Congress Approves ‘Anti-Spam’ Legislation

NEW YORK Congress sent a bill designed to combat unwanted commercial e-mail to the White House today for the president’s signature.

The CAN-SPAM Act (S. 877), sponsored by U.S. Senators Conrad Burns (R-Mont.) and Ron Wyden (D-Ore.), proposes tough civil and criminal penalties against the senders of unlawful marketing e-mails, special warnings for pornographic messages and a “do-not-spam” registry. President Bush has indicated he will sign the measure.

“The problems of spam have been accumulating over the years to a point where everyone has seen the affects of this frustrating junk mail,” said Burns in a statement. “The CAN-SPAM bill will finally offer consumers the ability to put an end to the bothersome e-mail they see each day in their in-boxes.”

A federal law would preempt 37 state anti-spam laws. Most state laws, like the proposed federal law, allow unsolicited e-mail until recipients ask to receive no more. However, the most wide-reaching state law to date from California, due to take effect Jan. 1, forbids sending most commercial e-mail messages to anyone in the state who has not explicitly requested them.

The California law also would allow individuals to sue spam violators—a step that many marketers fear could result in a glut of class action lawsuits. The federal legislation, on the other hand, entrusts the Federal Trade Commission and state attorneys general with that authority, calling for damages up to $250 per spam e-mail with a cap of $2 million that can be tripled for aggravated violations. For e-mails using false or deceptive headers, the cap does not apply.

The legislation also requires the FTC to report to Congress with a plan to implement a do-not-spam registry, similar to the national do-not-call registry intended to shield consumers from unwanted telemarketing solicitations.

The Direct Marketing Association, along with Internet companies like America Online, today expressed support for passage of the CAN-SPAM Act. However, the trade group raised concerns about the creation of a “do-not-e-mail” registry, arguing it would not reduce spam and would impede the growth of valid e-mail communications.

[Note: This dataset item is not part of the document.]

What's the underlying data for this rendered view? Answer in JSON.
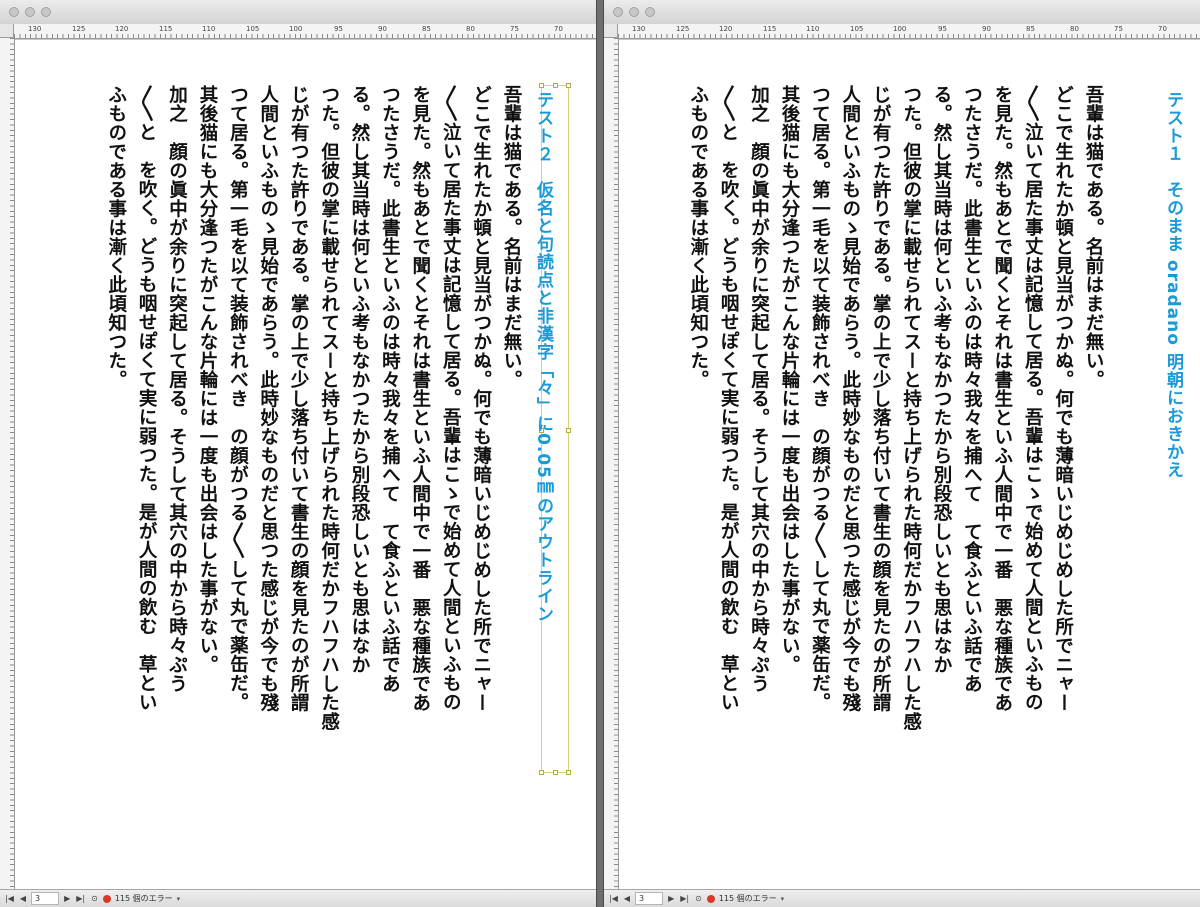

The DMA, the American Association of Advertising Agencies and the Association of National Advertisers have been pushing for a federal law, saying that inconsistent state laws would severely impact legitimate e-mail marketing, which according to the latest U.S. Census Bureau data, represents 12 percent of today’s $138 billion Internet commerce marketplace.

Last month, California State Sen. Debra Bowen blasted ad industry trade groups for their lobbying efforts, chiding, “Advertisers love the congressional bills because they don’t can spam.” In a statement, she said, “If you want to e-mail an advertisement to someone you don’t already have a business relationship with, you need to get their permission first” [IQ Daily Briefing, Nov. 17].